Many industry experts speculated that ASTP/ONC broke up the sweeping proposed rule in order to finalize as much as it could before the new administration takes office in January.
"HTI-2 'part 1' is all about TEFCA which makes sense given ASTP/ONC’s substantial investment in TEFCA and its commitment to do everything possible to assure that TEFCA endures beyond the current administration," wrote Gravely Group executives in a LinkedIn post. Gravely Group is a healthcare legal and strategic services company.
"However, it certainly puts the deferred portions of HTI-2 at risk given the incoming administration’s commitment to lesser regulation," the Gravely Group wrote.
The final rule released this week "codifies several key aspects of TEFCA into regulation," the consulting group wrote. "This is somewhat controversial because regulations are more 'rigid', e.g. harder to update and innovate. However, by codifying TEFCA into regulations, ASTP/ONC is hoping to make TEFCA more permanent," executives wrote in the LinkedIn post.
Leigh Burchell, the current vice-chair and incoming chair of the EHR Association Executive Committee, said the focus on TEFCA in the HTI-2 rule allows ASTP to solidify pillars of the program that outgoing leadership wants to leave as a legacy.
"We expect the remaining components of the HTI-2 proposed rule to be split into multiple other final rules. In doing so, the EHR Association hopes that ASTP/ONC will prioritize the necessary additional technical corrections specific to health IT vendors, the most urgent of which relate to Insights Measures. As currently drafted, the Insights Measures are likely to produce data of questionable value—something we have been stressing to ASTP since publication of the HTI-1 proposed rule in 2023," Burchell wrote in a statement ."As we inch closer to the January 1, 2026, start date, the uncertainty of finalized measurements creates challenges. We hope that future rules finalizing HTI-2 proposals will include helpful and necessary clarifications.”

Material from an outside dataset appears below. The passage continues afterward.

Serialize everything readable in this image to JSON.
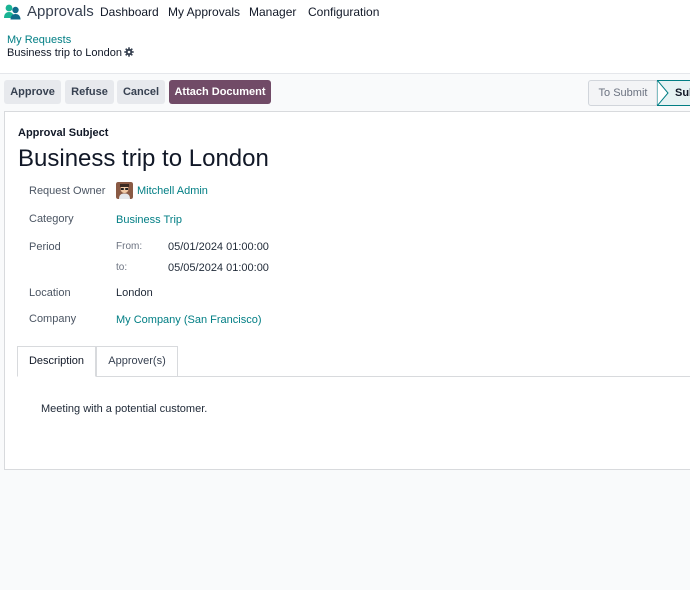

The rule finalized last week sets minimum qualifications needed for a health information network to be designated as a QHIN capable of trusted exchange under TEFCA and establishes procedures governing QHIN onboarding and designation, suspension, termination and further administrative review.
The rule also sets a new TEFCA Manner Exception, which says organizations that only exchange data via TEFCA won’t be considered to be information blocking if they follow certain criteria.
The health IT industry should brace for future regulations coming down the pipeline with the remaining portions of the draft rule back in August, according to health IT experts.
Genevieve Morris, vice president of interoperability and regulatory strategy, network and data at Optum, noted in a LinkedIn post that there is another final rule at the Office of Management and Budget for review called Health Data, Technology, and Interoperability: Protecting Care Access.
"Since I can't remember a proposed rule earlier this year with that name, my best guess is that these are the other provisions of HTI-2 that were pulled into their own rule, especially when you read the description which mentions public health, ePA, patient access, APIs, etc. ASTP/ONC would have to clarify but that's the tea leaves I'm seeing," Morris wrote.